One of his visitors said to him, while lying on what proved to be his death-bed: “If the Infallibility is proclaimed, what will you do?” “I will struggle against it as long as I can,” he said; but when the question was repeated, the sufferer raised himself quickly, with something of his old animation, and turned to his questioner. “What should I do?” he said. “We are always told that the pope is a father. Eh bien!—there are many fathers who demand our adherence to things very far from our inclination, and contrary to our ideas. In such a case, the son struggles while he can; he tries hard to persuade his father; discusses and talks the matter over with him; but when all is done, when he sees no possibility of succeeding, but receives a distinct refusal, he submits. I shall do the same.”
“You will submit so far as form goes,” said the visitor. “You will submit externally. But how will you reconcile that submission with your ideas and convictions?”
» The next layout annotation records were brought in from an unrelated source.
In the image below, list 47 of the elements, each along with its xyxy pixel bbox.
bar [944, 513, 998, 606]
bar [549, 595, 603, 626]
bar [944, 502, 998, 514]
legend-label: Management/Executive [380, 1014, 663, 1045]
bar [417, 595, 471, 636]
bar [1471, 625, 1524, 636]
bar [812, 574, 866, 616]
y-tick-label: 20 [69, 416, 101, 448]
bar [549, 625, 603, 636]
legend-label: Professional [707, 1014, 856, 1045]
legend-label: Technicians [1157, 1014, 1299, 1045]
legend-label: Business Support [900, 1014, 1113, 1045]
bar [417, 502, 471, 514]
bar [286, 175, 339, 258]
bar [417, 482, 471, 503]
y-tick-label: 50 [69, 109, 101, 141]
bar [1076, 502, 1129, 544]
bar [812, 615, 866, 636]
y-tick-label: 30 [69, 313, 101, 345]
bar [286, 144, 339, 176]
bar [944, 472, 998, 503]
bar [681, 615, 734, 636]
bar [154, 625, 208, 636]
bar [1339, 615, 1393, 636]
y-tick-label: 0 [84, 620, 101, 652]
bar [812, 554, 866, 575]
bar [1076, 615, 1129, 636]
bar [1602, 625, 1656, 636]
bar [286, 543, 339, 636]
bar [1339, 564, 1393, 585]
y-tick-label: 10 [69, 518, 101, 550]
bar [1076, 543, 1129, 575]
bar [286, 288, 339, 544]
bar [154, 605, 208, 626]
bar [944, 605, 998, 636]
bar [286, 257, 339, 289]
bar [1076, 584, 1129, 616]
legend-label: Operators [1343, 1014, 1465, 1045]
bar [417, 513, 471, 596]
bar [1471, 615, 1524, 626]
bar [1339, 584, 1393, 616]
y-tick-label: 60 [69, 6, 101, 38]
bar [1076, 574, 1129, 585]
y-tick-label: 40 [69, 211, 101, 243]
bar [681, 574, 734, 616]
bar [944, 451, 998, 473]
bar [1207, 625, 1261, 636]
Still more distinctly and clearly he replied: “I will make no attempt to reconcile them. I will submit my will, as has to be done in respect to all the other questions of faith. I [pg 447] am not a theologian; it is not my part to decide on such matters. And God does not ask me to understand. He asks me to submit my will and intelligence, and I will do so.” “After having made this solemn though abrupt confession of faith,” says the witness whom we have quoted, “he added, with a smile, ‘It is simple enough; there is nothing extraordinary in it.’ ”
The last years of the life of this distinguished man were one long protracted agony of physical suffering. The symptoms of disease that first manifested themselves in 1852 had gone on increasing in severity until in 1869, more than a year before his death, he speaks of himself as vivens sepulcrum. “I am fully warranted in saying that the death of M. de Montalembert was part of his glory,” writes M. Cochin, in describing his constancy and resignation. He died on the 13th of March, 1870.